Collectors, don’t get your hopes up. Sure, it’s a vintage 1966 Plymouth Fury III convertible with all original parts. And, it boasts a brand new paint job. But for Mona Groban, it’s not about the car — it’s about art.
When Mona bought it in 2002, she had absolutely no interest in wading into the heady world of vintage collectibles. She was simply looking for a large canvas, preferably one she could paint and take with her wherever she went. The Fury was the biggest, cheapest thing she could find.
It was a logical choice for something to get around in when Mona decided to move from the cold winters of Milwaukee to the warmth of the Outer Banks. What could be better than a large “beachmobile” with lots of paintable all-white sheet metal?
“I didn’t want something ordinary that everybody else drives. I was moving to the beach and I needed a car. It was old. It was funky. It was affordable. It was a convertible,” Mona says.
Mona is an artist, specializing in hand-painted shoes, clothing and accessories. She hand paints in a style that can be best described as something between Pop art and the Beatles’ Yellow Submarine.
Nothing dark, deep or provocative. Just colorful, fanciful, playful and joyous, filled with whimsical flowers, patterns, circles, squares, stripes, polka dots and swirls, all painted in vivid, deeply contrasting blues, purples, lavenders, chartreuses, reds, aquamarines, blacks, whites and greens.
Mona doesn’t stop with shoes, handbags, and clothes; virtually anything can end up as a potential canvas for her colorful visions: walls, chairs, sofas, floors, picket fences, house and garage exteriors. And, of course, the Fury, which incorporates the colors and designs used in her other art.
As she drove her Fury from Milwaukee to the Outer Banks, Mona studied the various areas of the car — hood, trunk, side-panels — and visualized what sort of patterns and colors would look best on a particular part. She decided that Zebra stripes, for example, would look great on the hood. Since she was near the ocean, the sides were painted with wavy blue swirls and leaves, the trunk golden with her signature patterns and shapes.
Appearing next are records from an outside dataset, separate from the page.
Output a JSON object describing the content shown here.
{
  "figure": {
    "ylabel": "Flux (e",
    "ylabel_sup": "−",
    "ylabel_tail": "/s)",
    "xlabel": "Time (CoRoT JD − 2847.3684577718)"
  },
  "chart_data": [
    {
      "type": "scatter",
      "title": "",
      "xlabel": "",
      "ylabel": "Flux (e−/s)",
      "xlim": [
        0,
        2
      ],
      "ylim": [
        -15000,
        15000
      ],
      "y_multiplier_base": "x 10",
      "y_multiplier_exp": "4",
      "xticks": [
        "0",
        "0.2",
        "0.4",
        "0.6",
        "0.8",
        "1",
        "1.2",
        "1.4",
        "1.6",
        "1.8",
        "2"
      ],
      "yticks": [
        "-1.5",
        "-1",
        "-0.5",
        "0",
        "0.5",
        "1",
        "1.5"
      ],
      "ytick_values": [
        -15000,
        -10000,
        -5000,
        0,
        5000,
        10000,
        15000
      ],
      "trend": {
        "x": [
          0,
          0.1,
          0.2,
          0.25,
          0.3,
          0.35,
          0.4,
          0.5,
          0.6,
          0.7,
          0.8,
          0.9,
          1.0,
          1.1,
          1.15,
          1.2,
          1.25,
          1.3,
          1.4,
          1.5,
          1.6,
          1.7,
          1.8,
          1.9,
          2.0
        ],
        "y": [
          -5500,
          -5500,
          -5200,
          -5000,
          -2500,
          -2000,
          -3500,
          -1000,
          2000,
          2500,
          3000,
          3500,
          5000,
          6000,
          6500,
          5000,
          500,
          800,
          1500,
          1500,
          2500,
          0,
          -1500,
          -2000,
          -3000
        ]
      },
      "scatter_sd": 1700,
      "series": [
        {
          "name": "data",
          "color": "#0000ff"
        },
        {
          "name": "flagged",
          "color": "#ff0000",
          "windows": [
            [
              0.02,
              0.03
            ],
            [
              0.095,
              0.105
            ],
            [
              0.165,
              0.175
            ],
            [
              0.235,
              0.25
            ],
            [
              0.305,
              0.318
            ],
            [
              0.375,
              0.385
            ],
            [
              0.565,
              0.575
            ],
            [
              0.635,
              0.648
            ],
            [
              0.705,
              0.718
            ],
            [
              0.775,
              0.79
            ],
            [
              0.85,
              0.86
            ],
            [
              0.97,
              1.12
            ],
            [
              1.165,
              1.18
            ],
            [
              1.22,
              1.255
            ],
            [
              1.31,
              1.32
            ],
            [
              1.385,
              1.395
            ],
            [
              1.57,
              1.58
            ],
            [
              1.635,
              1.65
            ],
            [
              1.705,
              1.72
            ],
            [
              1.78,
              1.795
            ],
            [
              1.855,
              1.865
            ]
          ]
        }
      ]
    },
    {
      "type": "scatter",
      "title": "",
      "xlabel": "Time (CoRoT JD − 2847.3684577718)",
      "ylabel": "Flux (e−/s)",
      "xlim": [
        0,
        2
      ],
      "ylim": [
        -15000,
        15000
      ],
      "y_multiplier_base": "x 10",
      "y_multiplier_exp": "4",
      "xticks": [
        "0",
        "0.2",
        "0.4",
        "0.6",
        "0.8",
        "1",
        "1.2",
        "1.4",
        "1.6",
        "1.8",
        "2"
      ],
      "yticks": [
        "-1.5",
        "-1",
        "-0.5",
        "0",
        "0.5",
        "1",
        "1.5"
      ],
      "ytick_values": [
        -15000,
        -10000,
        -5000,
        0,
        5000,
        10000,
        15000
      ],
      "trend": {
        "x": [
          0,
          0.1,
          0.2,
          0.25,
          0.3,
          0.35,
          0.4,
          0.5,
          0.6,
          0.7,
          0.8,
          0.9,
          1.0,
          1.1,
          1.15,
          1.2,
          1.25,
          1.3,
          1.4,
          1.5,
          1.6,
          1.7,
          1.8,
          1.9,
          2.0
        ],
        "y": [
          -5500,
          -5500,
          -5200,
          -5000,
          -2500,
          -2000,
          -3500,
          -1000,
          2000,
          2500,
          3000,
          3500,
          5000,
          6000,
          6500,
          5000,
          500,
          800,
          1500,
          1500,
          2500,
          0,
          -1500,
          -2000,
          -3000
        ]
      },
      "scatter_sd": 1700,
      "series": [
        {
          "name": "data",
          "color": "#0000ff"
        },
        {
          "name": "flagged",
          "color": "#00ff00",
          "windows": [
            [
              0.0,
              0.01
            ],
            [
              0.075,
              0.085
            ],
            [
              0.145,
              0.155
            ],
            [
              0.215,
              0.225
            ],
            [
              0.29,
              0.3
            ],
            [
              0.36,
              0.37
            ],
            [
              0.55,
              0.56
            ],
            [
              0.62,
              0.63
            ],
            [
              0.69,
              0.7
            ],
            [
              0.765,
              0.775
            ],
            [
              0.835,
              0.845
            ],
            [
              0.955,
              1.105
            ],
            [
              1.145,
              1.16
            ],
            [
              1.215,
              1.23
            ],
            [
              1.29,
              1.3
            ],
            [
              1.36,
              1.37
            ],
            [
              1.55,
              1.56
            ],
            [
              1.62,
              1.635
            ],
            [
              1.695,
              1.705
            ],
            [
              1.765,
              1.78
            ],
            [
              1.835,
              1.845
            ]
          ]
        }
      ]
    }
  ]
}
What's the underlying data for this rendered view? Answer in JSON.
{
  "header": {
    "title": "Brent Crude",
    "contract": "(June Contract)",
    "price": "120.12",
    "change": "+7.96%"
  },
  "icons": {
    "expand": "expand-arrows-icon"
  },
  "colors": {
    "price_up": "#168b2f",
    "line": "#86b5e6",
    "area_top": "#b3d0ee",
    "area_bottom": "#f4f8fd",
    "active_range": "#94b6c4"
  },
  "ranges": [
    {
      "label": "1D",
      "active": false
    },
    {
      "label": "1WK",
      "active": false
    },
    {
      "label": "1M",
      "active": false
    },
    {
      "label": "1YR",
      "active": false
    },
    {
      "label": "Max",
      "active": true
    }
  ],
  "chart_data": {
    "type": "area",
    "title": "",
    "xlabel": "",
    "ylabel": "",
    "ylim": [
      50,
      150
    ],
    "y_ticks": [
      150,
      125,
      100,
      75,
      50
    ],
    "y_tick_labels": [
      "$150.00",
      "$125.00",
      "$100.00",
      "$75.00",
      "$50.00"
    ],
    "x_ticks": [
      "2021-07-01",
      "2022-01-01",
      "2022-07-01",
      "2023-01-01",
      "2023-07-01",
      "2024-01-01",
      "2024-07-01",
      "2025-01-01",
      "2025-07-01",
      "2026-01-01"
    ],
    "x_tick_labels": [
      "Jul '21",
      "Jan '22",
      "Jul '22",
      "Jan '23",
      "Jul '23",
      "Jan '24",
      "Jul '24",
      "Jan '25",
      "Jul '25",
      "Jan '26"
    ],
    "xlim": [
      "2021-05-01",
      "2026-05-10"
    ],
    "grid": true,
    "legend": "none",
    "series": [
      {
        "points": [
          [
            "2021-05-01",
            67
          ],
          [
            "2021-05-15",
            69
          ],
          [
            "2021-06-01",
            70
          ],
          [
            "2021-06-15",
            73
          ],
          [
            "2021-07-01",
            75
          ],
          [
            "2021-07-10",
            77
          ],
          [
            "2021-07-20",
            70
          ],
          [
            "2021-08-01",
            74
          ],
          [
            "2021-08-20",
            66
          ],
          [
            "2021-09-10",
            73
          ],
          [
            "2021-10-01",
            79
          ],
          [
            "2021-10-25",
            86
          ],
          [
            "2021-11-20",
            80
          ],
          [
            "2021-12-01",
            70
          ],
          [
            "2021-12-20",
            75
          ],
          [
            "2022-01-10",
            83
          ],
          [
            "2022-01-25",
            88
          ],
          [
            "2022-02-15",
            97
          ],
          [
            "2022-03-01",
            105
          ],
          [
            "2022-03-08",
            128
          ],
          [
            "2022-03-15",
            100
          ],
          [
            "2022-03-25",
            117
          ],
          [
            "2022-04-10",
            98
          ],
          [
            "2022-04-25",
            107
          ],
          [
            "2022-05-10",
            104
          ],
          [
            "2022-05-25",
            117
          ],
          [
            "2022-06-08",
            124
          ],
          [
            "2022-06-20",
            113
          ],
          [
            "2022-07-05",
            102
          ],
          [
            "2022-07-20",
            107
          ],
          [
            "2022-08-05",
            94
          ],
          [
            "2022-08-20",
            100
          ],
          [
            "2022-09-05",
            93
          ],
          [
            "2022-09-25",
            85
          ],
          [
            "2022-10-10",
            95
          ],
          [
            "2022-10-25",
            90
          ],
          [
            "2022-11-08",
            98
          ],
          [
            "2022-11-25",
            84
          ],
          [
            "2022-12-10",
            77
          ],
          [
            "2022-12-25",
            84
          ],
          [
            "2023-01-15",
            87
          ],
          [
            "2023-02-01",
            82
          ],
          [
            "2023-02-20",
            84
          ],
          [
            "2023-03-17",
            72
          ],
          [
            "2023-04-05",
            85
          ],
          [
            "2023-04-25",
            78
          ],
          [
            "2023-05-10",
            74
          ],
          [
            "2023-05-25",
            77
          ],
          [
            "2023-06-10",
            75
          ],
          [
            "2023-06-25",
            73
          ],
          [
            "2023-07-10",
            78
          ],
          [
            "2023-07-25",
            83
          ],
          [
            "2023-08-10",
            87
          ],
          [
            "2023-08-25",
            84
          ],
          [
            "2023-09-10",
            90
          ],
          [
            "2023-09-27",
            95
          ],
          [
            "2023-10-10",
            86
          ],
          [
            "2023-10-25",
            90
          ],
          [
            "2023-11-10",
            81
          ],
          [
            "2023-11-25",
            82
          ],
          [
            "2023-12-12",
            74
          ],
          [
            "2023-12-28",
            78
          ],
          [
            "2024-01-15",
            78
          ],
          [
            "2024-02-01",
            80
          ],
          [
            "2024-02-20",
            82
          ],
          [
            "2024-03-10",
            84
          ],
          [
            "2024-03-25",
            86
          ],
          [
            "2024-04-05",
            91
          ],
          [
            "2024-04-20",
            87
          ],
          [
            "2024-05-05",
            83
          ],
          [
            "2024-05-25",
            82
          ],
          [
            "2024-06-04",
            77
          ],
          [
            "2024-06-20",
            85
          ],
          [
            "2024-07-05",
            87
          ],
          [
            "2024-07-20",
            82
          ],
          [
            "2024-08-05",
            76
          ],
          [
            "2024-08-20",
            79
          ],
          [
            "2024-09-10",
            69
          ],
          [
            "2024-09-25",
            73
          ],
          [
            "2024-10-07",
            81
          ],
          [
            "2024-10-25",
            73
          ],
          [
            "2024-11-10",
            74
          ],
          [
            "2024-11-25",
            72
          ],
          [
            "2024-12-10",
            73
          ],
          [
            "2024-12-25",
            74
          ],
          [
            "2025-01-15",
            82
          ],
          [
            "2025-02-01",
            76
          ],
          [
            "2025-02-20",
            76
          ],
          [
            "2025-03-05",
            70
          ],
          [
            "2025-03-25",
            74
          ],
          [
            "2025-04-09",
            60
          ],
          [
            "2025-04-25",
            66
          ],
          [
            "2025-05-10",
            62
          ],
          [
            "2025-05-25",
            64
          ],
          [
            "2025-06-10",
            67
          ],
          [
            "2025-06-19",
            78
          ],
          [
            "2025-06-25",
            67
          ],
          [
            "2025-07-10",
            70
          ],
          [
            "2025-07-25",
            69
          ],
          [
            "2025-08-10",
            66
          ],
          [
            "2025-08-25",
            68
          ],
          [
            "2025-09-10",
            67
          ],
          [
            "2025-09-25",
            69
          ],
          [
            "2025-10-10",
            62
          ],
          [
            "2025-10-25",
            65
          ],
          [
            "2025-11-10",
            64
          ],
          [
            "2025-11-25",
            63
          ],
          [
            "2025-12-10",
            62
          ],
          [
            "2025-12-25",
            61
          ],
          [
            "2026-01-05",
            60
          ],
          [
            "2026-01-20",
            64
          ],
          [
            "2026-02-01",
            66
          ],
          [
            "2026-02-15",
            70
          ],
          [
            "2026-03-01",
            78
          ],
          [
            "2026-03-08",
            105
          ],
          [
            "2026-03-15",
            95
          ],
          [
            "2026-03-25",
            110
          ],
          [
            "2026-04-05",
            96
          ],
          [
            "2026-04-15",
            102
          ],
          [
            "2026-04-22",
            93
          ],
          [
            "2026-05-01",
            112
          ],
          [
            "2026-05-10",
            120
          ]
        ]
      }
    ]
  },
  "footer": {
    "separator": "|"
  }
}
You would think with all the thought put into her design, Mona would carefully select a cutting-edge automotive lacquer and apply it with the precision tools found in body shops. Nope. Her paint and tools of choice: ordinary, everyday house paint and good old fashioned paint brushes. “I painted it because it’s a white car with rust spots. In the winter after I moved, I used a free weekend to paint a little cottage. I had this left over house paint and I just parked the Fury out in the sun and painted it.”
She drives her car regularly, turning art theory on its head. With Mona, function follows form. “It’s huge and I use it to take the garbage to the dump. That trunk … you could fit like a family of six in that trunk. I use it to do errands in the summer. I go to the grocery, the garden center. What everybody else does in a car. I don’t use it much in the winter because it doesn’t have a window in the back. I cut the window out. It was plastic and it turned yellow and I couldn’t see through it.”
No matter, the Fury has proven a perfect fit. It provides basic transportation and, more importantly, serves as a moving billboard for Mona’s eclectic and colorful art. “It attracts a lot of attention. People ask me about it. It gives me a chance to tell them about what I do. People say, ‘Ooh, psychedelic.’ Everyone loves it. ‘Can I take my picture by your car?’ One person said to me, ‘That is a classic car. Why did you do that to it?’ And I said, ‘Why not?’ It makes me happy. It’s fun to drive. It’s just fun to have something other people don’t have.”